In scharfen Worten werden die Medien erst beschuldigt, einen Riss zwischen ihm und der CIA herbeigeschrieben zu haben, den es in Wahrheit ja nie gegeben habe. Der offenbar noch schwerer wirkende Vorwurf ist aber jetzt, an seinem ersten Tag als neuer Präsident der Vereinigten Staaten von Amerika: Die Zeitungen haben seine Besucherzahlen bei der Inauguration kleingeredet. Der Hintergrund ist, dass die New York Times ein Foto von den Besuchern auf der National Mall bei seiner Amtseinführung einem Foto entgegenstellte, das die Situation bei Obamas Inauguration 2009 zeigt, als seriösen Schätzungen zufolge 1,8 Millionen Leute kamen. Die Bilder vom Freitag zeigten, dass es deutlich, wirklich sehr deutlich leerer war.
Trump ist vor den CIA-Leuten, die mit derlei Fragen sonst nicht befasst sind, außer sich. Er beharrt auf 1,5 Millionen Zuschauern, er habe sie selbst gesehen. Und so schickt er nach seinem Auftritt vor den verwirrten Geheimdienstlern seinen Press Secretary Sean Spicer in den Press Room: Die Medien hätten den Enthusiasmus der Anhängerschaft Trumps kleingeredet, sie würden ‚zur Rechenschaft gezogen‘, sie sollten sich vorsehen, so etwas noch einmal zu tun. Es ist wirr, es ist beängstigend.“

Das ist es. Ein großes Kind, nicht 39, sondern 9 im Kopf? Zugleich bauernschlau, verschlagen, geschickt? Oder mit seinem offensichtlichem Narzissmus ein willkommenes Werkzeug in der Hand der Interessen, die die republikanische Partei und teils auch die Demokraten, schon lange in der Hand halten: die PACs, die Millionäre und Milliardäre, die eher dazu neigen, die Ärmeren ärmer bleiben zu lassen und die Natur, unsere Umwelt als Ressource zu nutzen, statt nachhaltig zu wirtschaften und zu politisieren? Wir werden das beobachten. Trumps Wahl ist ein sozialer Einschnitt, wie es die Wahl Hitlers oder Duertes in den Philippinen war, die Wahlen von Assad und Putin wollen wir damit nicht vergleichen, denn dort wurden schon die Verfahren so manipuliert, dass von einer freien Wahl nicht gesprochen werden konnte.

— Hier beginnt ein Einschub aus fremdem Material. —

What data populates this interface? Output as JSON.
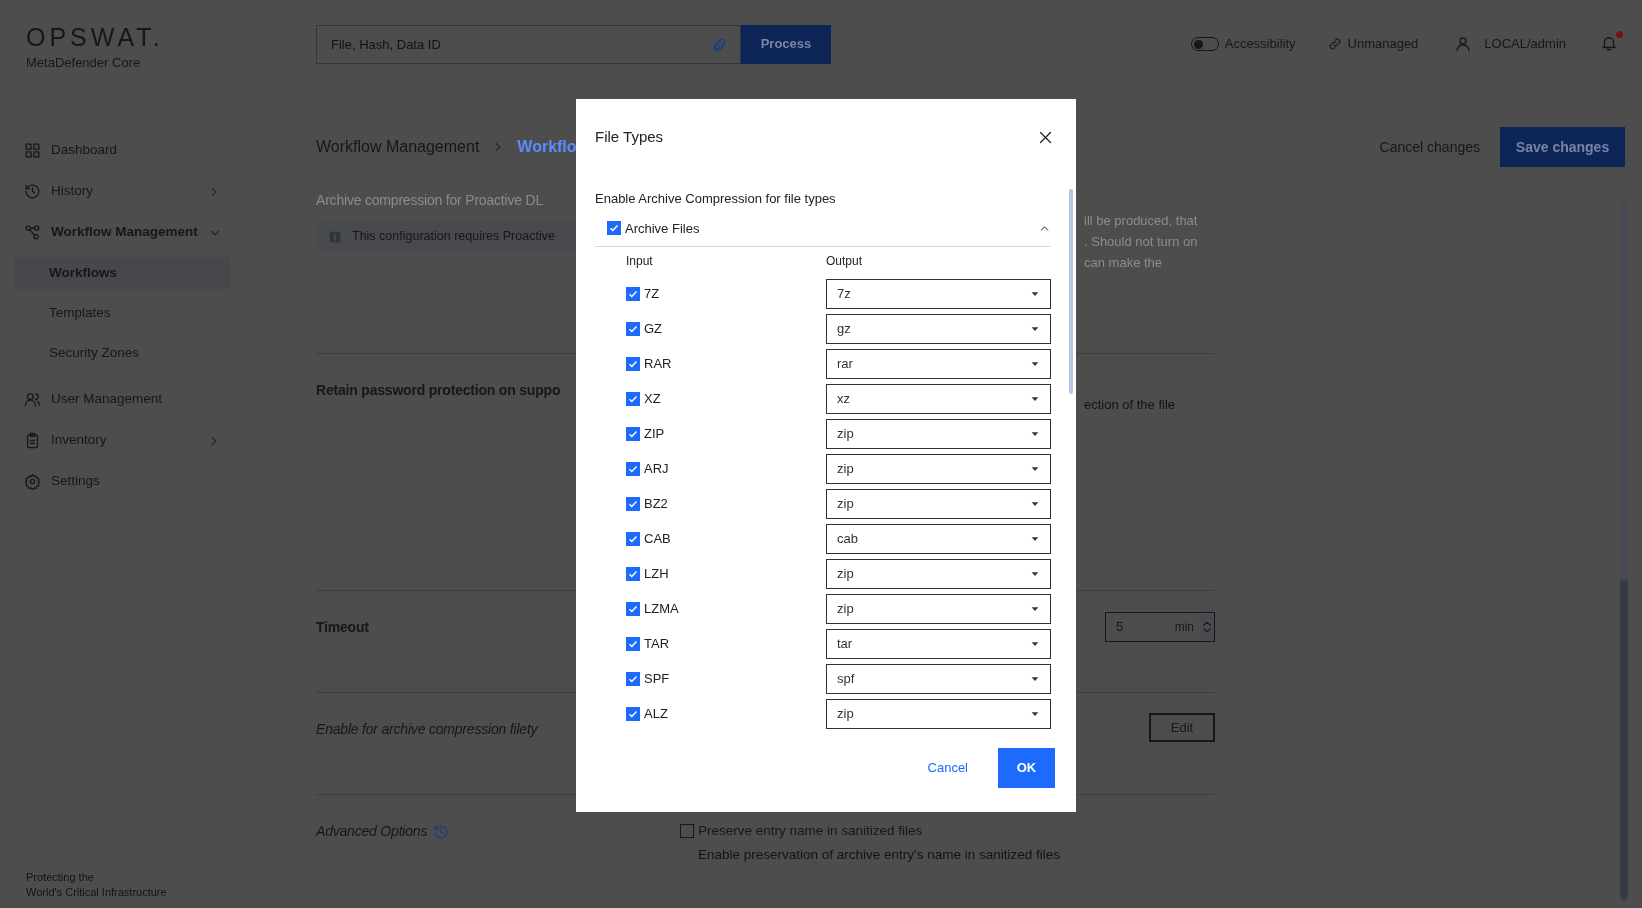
{
  "header": {
    "logo": "OPSWAT.",
    "product": "MetaDefender Core",
    "search": {
      "placeholder": "File, Hash, Data ID"
    },
    "process_button": "Process",
    "accessibility": {
      "label": "Accessibility",
      "on": false
    },
    "unmanaged": "Unmanaged",
    "user": "LOCAL/admin",
    "notifications": {
      "unread": true
    }
  },
  "sidebar": {
    "items": [
      {
        "label": "Dashboard",
        "kind": "link"
      },
      {
        "label": "History",
        "kind": "group",
        "expanded": false
      },
      {
        "label": "Workflow Management",
        "kind": "group",
        "expanded": true,
        "children": [
          {
            "label": "Workflows",
            "selected": true
          },
          {
            "label": "Templates",
            "selected": false
          },
          {
            "label": "Security Zones",
            "selected": false
          }
        ]
      },
      {
        "label": "User Management",
        "kind": "link"
      },
      {
        "label": "Inventory",
        "kind": "group",
        "expanded": false
      },
      {
        "label": "Settings",
        "kind": "link"
      }
    ],
    "footer": [
      "Protecting the",
      "World's Critical Infrastructure"
    ]
  },
  "breadcrumb": [
    "Workflow Management",
    "Workflo"
  ],
  "actions": {
    "cancel": "Cancel changes",
    "save": "Save changes"
  },
  "settings": [
    {
      "kind": "notice",
      "title": "Archive compression for Proactive DL",
      "disabled": true,
      "notice": "This configuration requires Proactive",
      "side_text": [
        "ill be produced, that",
        ". Should not turn on",
        "can make the"
      ]
    },
    {
      "kind": "text",
      "title": "Retain password protection on suppo",
      "side_text": [
        "ection of the file"
      ]
    },
    {
      "kind": "number",
      "title": "Timeout",
      "value": "5",
      "unit": "min"
    },
    {
      "kind": "button",
      "title": "Enable for archive compression filety",
      "button": "Edit"
    },
    {
      "kind": "checkbox",
      "title": "Advanced Options",
      "option": "Preserve entry name in sanitized files",
      "checked": false,
      "description": "Enable preservation of archive entry's name in sanitized files"
    }
  ],
  "dialog": {
    "title": "File Types",
    "subtitle": "Enable Archive Compression for file types",
    "group": {
      "label": "Archive Files",
      "checked": true,
      "expanded": true
    },
    "columns": [
      "Input",
      "Output"
    ],
    "rows": [
      {
        "input": "7Z",
        "checked": true,
        "output": "7z"
      },
      {
        "input": "GZ",
        "checked": true,
        "output": "gz"
      },
      {
        "input": "RAR",
        "checked": true,
        "output": "rar"
      },
      {
        "input": "XZ",
        "checked": true,
        "output": "xz"
      },
      {
        "input": "ZIP",
        "checked": true,
        "output": "zip"
      },
      {
        "input": "ARJ",
        "checked": true,
        "output": "zip"
      },
      {
        "input": "BZ2",
        "checked": true,
        "output": "zip"
      },
      {
        "input": "CAB",
        "checked": true,
        "output": "cab"
      },
      {
        "input": "LZH",
        "checked": true,
        "output": "zip"
      },
      {
        "input": "LZMA",
        "checked": true,
        "output": "zip"
      },
      {
        "input": "TAR",
        "checked": true,
        "output": "tar"
      },
      {
        "input": "SPF",
        "checked": true,
        "output": "spf"
      },
      {
        "input": "ALZ",
        "checked": true,
        "output": "zip"
      }
    ],
    "cancel": "Cancel",
    "ok": "OK"
  }
}
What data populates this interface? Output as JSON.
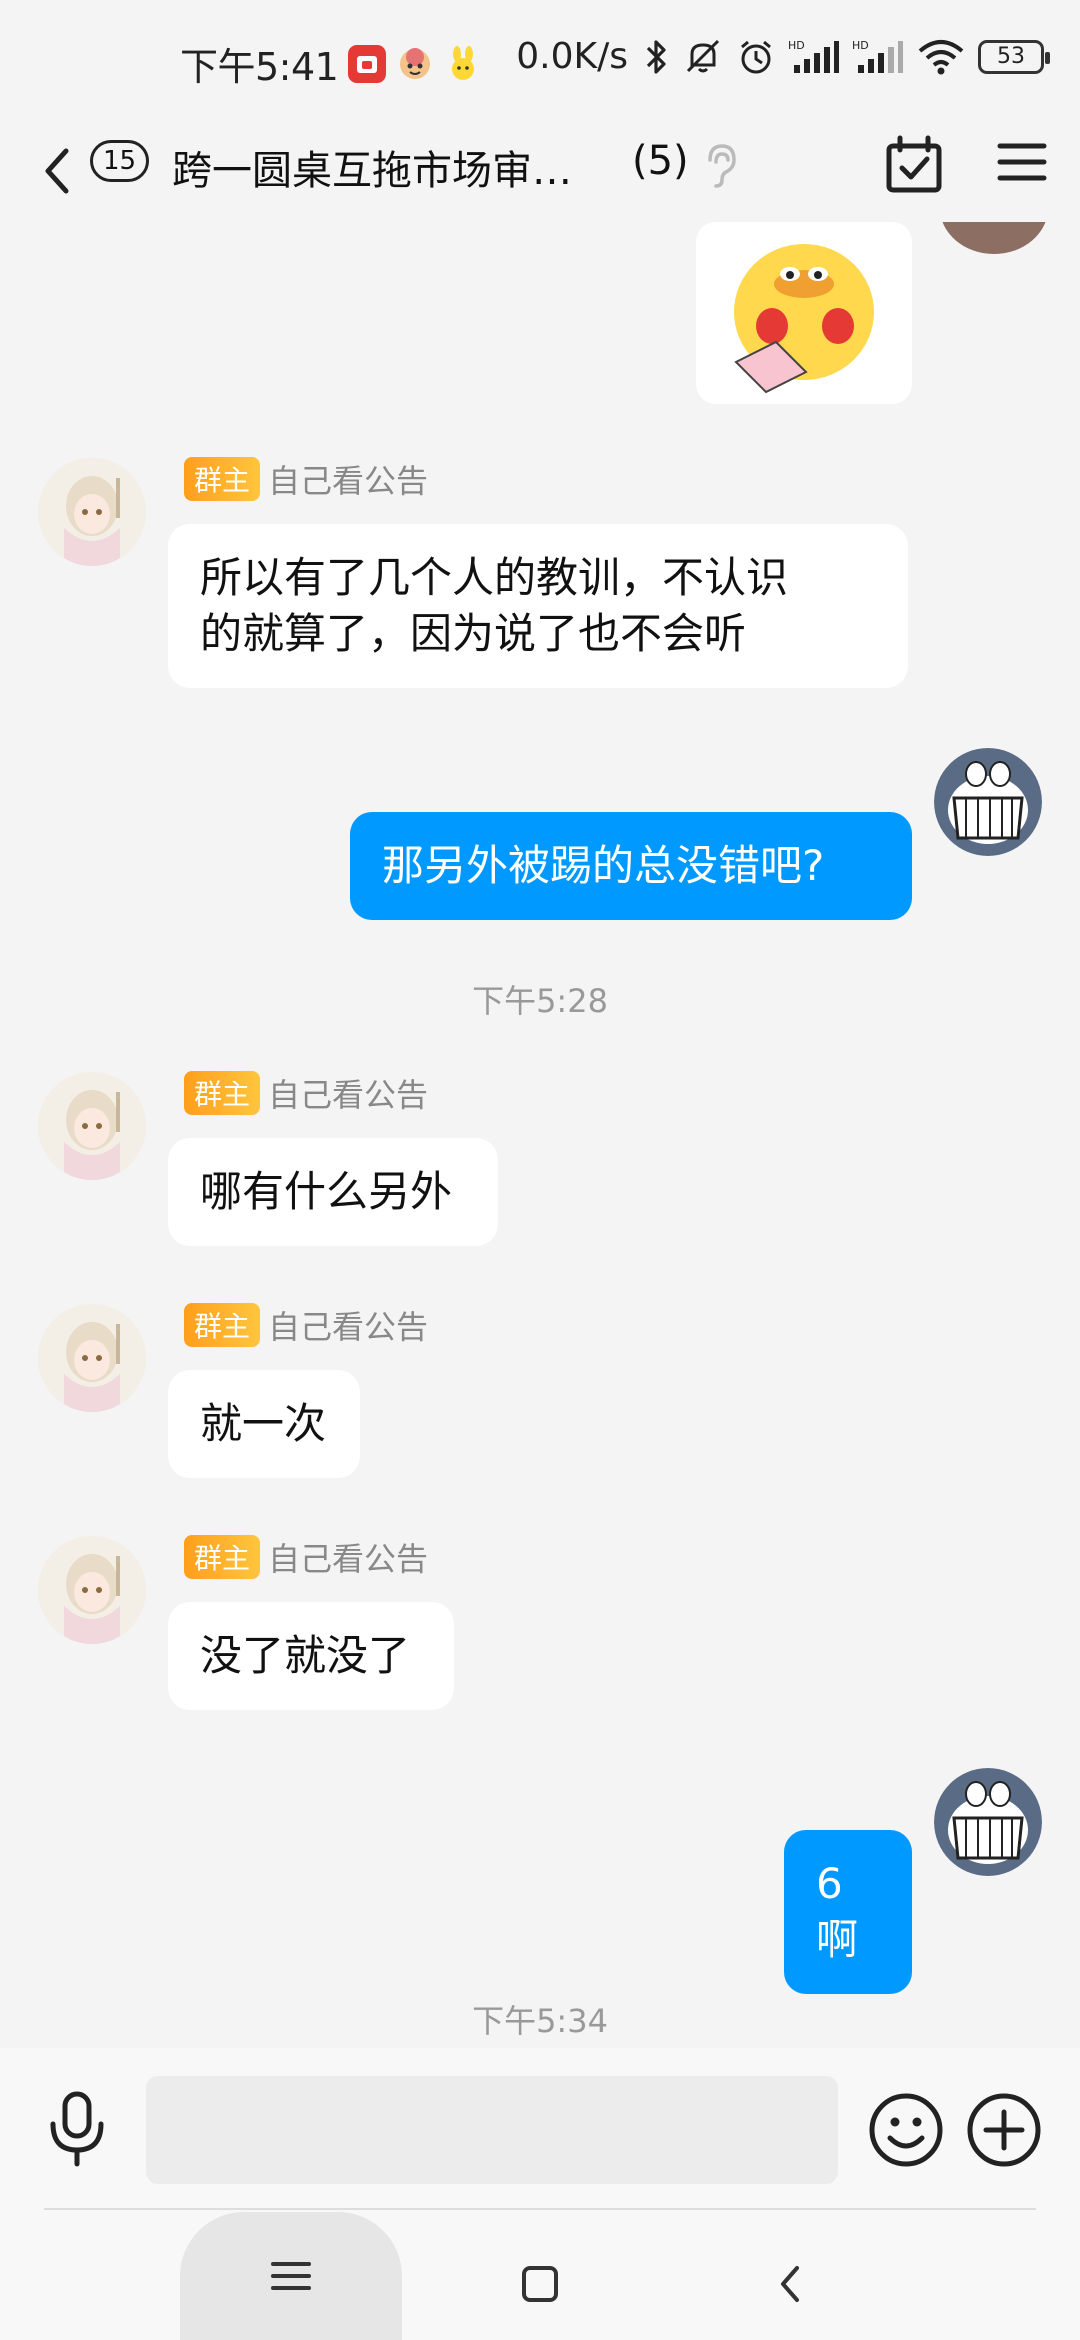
{
  "status_bar": {
    "time": "下午5:41",
    "net_speed": "0.0K/s",
    "battery": "53"
  },
  "header": {
    "unread_count": "15",
    "title": "跨一圆桌互拖市场审…",
    "member_count": "(5)"
  },
  "messages": [
    {
      "side": "left",
      "role": "群主",
      "name": "自己看公告",
      "lines": [
        "所以有了几个人的教训，不认识",
        "的就算了，因为说了也不会听"
      ]
    },
    {
      "side": "right",
      "text": "那另外被踢的总没错吧?"
    },
    {
      "type": "time",
      "text": "下午5:28"
    },
    {
      "side": "left",
      "role": "群主",
      "name": "自己看公告",
      "text": "哪有什么另外"
    },
    {
      "side": "left",
      "role": "群主",
      "name": "自己看公告",
      "text": "就一次"
    },
    {
      "side": "left",
      "role": "群主",
      "name": "自己看公告",
      "text": "没了就没了"
    },
    {
      "side": "right",
      "text": "6啊"
    },
    {
      "type": "time",
      "text": "下午5:34"
    }
  ],
  "input": {
    "placeholder": ""
  },
  "colors": {
    "accent": "#0099ff",
    "background": "#f4f4f4",
    "badge": "#ffb020"
  },
  "icons": [
    "back-icon",
    "ear-icon",
    "calendar-check-icon",
    "menu-icon",
    "mic-icon",
    "emoji-icon",
    "plus-icon"
  ]
}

In den USA war dies bisher anders. 3 Millionen mehr Wählerinnen und Wähler für Hillary Clinton zeigen aber auch, dass auch in den USA und damit im Westen der Freiheit die Demokratie gefährdet ist – nicht zu vergessen die etwa 6 Millionen US-Bürger, denen aufgrund von Gerichtsurteilen das Wahlrecht entzogen wurde. Demokratie und Freiheit sind selbsterklärend, aber keine Selbstläufer. Ohne Soziale Bewegung, ohne persönlichen Mut und Wahrheitswillen drohen sie schon immer und weltweit zu verkümmern. Wir Wissenschaftlerinnen und Wissenschaftler dürfen das nicht wollen, wir werden die Trump-Krankheit weiter analysieren und nach einer Medizin suchen, die von ihr heilt.